The future release schedule makes the same point. Out of NIS 30.9 million of gross CSM, the company shows NIS 6.0 million expected to reach profit within one year. But on the held reinsurance side, NIS 3.0 million is scheduled to release over the same horizon. So the portion that stays with Libra over the next year is only about NIS 2.9 million.

Future CSM reservoir: how much stays with Libra by time horizon

That last chart sharpens the real argument. Gross CSM says there is a future engine. Retained CSM says how much of that engine still sits inside Libra’s economics. And the release schedule shows that the issue is not only size, but also timing. Only about NIS 2.9 million currently sits in the up-to-one-year retained bucket, with the rest spread over much longer horizons.

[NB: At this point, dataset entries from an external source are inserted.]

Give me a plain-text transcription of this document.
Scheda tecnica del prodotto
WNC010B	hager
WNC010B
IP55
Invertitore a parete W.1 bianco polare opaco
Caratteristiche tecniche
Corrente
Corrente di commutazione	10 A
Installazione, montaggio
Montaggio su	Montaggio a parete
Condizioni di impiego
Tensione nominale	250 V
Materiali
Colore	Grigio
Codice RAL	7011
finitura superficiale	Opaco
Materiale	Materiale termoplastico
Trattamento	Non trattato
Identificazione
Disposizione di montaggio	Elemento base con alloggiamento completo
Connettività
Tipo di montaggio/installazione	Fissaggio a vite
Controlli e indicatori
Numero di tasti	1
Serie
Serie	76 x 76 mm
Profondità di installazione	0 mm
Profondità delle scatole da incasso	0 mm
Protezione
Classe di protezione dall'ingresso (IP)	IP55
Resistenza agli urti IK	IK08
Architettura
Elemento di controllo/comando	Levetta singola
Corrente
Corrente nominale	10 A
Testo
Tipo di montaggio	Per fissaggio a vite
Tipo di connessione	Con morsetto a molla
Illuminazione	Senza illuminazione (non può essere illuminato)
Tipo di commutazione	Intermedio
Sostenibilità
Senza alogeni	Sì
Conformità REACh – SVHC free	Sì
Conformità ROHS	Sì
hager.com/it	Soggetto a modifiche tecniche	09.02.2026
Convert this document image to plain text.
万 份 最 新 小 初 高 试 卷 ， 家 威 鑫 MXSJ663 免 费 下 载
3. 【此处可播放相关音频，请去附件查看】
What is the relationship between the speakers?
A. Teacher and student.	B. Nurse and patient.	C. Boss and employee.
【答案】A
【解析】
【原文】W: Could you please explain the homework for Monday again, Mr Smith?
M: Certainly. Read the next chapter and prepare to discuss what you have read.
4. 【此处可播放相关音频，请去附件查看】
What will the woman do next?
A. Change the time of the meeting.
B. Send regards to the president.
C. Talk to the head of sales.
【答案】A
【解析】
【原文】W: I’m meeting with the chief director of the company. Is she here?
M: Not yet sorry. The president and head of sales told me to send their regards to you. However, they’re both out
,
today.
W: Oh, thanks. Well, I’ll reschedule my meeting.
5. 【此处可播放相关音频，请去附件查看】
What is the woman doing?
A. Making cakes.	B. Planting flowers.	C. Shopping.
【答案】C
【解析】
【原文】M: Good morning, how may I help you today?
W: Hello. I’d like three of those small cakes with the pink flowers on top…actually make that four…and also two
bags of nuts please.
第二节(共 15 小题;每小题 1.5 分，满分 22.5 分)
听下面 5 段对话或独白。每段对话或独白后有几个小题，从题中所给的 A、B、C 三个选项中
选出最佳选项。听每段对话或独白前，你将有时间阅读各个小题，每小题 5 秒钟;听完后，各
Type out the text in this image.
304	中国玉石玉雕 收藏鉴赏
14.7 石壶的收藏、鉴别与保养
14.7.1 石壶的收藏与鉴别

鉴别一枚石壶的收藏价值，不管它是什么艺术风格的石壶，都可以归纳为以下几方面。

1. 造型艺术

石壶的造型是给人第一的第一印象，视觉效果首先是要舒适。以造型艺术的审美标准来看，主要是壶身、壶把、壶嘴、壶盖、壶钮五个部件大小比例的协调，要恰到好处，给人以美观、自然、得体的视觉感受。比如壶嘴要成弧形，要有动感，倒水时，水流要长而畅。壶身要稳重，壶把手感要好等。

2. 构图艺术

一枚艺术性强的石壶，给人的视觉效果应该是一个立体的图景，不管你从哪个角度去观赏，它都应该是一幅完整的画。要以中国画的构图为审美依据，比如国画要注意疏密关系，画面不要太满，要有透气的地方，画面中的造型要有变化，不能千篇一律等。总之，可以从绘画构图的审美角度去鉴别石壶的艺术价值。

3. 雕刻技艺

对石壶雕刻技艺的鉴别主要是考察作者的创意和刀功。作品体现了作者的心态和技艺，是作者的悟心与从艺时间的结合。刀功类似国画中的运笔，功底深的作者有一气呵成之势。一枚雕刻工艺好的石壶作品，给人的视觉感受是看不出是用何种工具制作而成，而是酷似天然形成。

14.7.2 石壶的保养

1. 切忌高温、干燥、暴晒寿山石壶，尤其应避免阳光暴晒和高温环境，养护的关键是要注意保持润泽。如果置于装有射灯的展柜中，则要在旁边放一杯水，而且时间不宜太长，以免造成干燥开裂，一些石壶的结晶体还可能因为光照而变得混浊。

What This Means for Shareholders

Libra’s life engine is more real than it looked a year ago. That is visible in premiums, annualized premium, gross CSM, and retained CSM alike. But the right number to read the shareholder thesis from is not NIS 30.9 million of gross CSM. The better number is NIS 15.0 million of retained CSM, of which only NIS 2.9 million is scheduled to run through profit within a year based on the end-2025 balance.

That does not mean the life engine is weak. It means the engine still has a double-layer structure. One layer is the gross engine, which is growing very fast. The second layer is the economics that remain with Libra after held reinsurance. As long as investors read only the gross number, it is easy to overstate how much of that growth already belongs to shareholders.

So the right late-2025 headline is not that Libra has already built a full second life engine. It is that the company has built a strong gross life engine that currently translates into a smaller but growing retained engine. If annualized premium keeps rising and retained CSM continues to grow faster than the amount already being released through earnings, this can absolutely become a material second engine over time. By the end of 2025 it is no longer negligible, but it is also not yet reaching shareholders at the scale that gross CSM alone implies.